In those circumstances I think it would be wrong and unjust to Lloyds that it should find itself with an exposure for Shanning's costs and I shall order that Rasheed pay Shanning's costs as well as the costs of Lloyds.
Mr. Milligan, QC, Counsel for Shanning, submits that the Judge's reasoning demonstrates errors of principle. The Regulation prevented Lloyds from relying on its right to reimbursement from Shanning and so it was wrong to take this into account on
the question of costs. Lloyds' neutrality was irrelevant. This was a paradigm case for the application of the general rule where the real dispute often lies between the claimant and the third party.

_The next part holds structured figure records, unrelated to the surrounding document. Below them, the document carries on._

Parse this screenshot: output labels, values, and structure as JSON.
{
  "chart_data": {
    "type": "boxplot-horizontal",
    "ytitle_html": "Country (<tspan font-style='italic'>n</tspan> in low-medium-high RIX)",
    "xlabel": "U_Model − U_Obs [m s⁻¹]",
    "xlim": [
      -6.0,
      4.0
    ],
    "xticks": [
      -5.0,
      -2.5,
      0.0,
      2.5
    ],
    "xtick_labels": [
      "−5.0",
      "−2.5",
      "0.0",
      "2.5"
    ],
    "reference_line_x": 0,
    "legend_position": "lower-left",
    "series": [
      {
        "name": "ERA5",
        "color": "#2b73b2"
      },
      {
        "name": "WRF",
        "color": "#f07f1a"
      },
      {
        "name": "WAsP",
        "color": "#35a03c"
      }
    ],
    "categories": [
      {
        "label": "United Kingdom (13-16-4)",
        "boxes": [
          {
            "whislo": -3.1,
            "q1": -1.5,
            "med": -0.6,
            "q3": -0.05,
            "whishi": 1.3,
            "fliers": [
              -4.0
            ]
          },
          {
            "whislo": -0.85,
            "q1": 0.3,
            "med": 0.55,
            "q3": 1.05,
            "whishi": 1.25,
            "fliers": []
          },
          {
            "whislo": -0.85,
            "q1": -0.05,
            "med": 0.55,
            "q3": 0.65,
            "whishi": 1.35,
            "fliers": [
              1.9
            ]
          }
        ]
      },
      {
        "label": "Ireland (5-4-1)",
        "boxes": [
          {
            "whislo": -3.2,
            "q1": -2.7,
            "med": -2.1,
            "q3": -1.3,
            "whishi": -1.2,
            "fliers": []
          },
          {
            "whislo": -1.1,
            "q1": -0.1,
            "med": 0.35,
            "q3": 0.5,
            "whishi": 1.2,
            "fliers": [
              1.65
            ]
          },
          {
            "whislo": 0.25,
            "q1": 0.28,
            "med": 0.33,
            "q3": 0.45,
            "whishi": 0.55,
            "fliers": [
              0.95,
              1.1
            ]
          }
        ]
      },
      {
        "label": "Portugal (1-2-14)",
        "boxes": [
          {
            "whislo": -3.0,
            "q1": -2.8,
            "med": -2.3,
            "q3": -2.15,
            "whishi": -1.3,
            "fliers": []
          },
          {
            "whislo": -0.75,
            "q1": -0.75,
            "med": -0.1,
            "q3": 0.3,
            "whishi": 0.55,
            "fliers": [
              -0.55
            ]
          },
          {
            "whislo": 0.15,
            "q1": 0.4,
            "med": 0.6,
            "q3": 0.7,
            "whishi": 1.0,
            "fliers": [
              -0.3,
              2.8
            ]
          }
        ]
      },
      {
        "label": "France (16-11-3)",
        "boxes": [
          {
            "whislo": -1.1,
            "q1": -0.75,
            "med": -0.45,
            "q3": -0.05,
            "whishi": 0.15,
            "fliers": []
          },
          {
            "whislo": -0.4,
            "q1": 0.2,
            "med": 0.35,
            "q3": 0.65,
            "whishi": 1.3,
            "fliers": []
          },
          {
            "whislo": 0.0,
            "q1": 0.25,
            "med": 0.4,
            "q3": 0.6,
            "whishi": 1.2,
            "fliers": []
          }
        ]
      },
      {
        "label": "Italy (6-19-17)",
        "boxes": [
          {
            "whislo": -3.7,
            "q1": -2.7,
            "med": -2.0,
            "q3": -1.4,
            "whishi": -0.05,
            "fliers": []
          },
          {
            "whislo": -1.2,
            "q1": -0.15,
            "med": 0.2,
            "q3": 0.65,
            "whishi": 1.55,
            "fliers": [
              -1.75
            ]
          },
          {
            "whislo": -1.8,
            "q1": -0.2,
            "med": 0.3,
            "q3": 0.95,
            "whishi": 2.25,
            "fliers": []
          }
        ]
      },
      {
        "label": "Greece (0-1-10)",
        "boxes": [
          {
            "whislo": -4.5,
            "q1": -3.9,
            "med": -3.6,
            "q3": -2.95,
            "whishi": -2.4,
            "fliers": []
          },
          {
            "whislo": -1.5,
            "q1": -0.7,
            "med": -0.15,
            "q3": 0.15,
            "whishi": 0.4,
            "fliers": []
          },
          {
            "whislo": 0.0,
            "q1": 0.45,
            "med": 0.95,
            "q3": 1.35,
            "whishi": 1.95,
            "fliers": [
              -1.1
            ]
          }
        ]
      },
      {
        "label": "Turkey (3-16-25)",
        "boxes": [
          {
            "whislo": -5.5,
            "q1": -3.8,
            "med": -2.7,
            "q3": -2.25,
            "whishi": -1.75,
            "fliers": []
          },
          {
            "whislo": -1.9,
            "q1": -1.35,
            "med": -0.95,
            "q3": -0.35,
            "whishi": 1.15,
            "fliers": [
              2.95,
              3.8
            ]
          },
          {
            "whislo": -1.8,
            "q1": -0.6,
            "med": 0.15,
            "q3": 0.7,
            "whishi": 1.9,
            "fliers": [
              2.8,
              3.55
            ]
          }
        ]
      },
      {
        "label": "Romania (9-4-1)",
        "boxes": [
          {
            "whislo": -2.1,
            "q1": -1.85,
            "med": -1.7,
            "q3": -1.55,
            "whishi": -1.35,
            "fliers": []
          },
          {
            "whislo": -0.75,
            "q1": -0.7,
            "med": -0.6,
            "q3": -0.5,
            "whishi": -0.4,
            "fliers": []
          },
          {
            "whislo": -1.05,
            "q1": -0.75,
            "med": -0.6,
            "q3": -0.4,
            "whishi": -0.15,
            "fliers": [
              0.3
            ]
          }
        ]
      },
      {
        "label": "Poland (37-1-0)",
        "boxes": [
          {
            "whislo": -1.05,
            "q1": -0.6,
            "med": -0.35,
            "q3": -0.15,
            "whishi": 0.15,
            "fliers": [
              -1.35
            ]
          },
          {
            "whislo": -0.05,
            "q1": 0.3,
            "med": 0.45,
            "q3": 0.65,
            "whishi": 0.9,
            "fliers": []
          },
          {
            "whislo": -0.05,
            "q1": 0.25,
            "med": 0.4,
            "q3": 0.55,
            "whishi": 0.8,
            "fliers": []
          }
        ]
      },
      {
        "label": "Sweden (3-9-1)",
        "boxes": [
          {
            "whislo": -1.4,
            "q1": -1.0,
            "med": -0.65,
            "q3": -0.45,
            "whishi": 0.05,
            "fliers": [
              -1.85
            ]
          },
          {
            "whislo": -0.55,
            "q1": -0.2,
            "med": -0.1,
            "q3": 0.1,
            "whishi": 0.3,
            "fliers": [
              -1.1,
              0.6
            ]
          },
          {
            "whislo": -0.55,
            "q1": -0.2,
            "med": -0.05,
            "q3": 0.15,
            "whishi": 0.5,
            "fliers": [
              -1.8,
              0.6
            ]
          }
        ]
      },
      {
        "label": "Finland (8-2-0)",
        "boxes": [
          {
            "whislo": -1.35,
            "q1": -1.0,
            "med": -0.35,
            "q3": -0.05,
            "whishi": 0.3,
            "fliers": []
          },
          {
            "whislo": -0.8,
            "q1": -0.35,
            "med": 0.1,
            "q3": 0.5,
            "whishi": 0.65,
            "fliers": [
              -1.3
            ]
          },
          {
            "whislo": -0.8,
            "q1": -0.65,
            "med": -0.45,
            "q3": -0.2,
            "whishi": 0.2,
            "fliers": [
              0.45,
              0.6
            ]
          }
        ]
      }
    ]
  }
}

I do not accept these submissions. The general rule is no more than that. The court obviously has power to depart from it if the justice of the case requires this to be done. Where the trial Judge in the exercise of the broad discretion which he has as to costs makes an order which he considers meets the justice of the case, this court should seldom interfere with it. I would be content to dismiss the appeal on this basis alone, but in deference to Mr. Milligan's arguments I will deal with them shortly.
Lloyds had no personal interest in the deposit they were holding. If the Regulation was valid and of permanent effect, they could safely pay it to Shanning. Whilst there was any doubt about it they could not. Rasheed raised that doubt and therefore, as the Judge said, the real dispute was between Shanning and Rasheed, as Shanning's original claim recognised. Lloyds could not inter-plead because it did not face a money claim from Rasheed, but I think it was in a similar position in which case the inter-pleading party does not have to pay either claimant's costs. This is not therefore the paradigm case where the defendant has a personal interest in the outcome of his defence to a claim, but one in effect of a party facing competing claims to a sum of money which he is holding to which he has no claim of his own. I think he was entitled to take into account as a matter of history that Lloyds became involved in the
transaction at Shanning's request and in circumstances where Shanning agreed to indemnify it against all the consequences of their doing so. The order for costs which the Judge made was not of course a breach of the Regulation; he was not requiring Shanning to pay Lloyds' costs.
For these reasons I would dismiss the costs appeal.
LORD JUSTICE JUDGE:
I agree.
LORD JUSTICE SIMON BROWN:
I also agree.
Order: Rasheed's appeal dismissed with costs;
Shanning's appeal dismissed with cost; Lloyd's appeal against shanning dismissed with costs; permission to appeal to House of Lords refused; stay pending determination of petition to the House of Lords; Counsel to draft a minute order.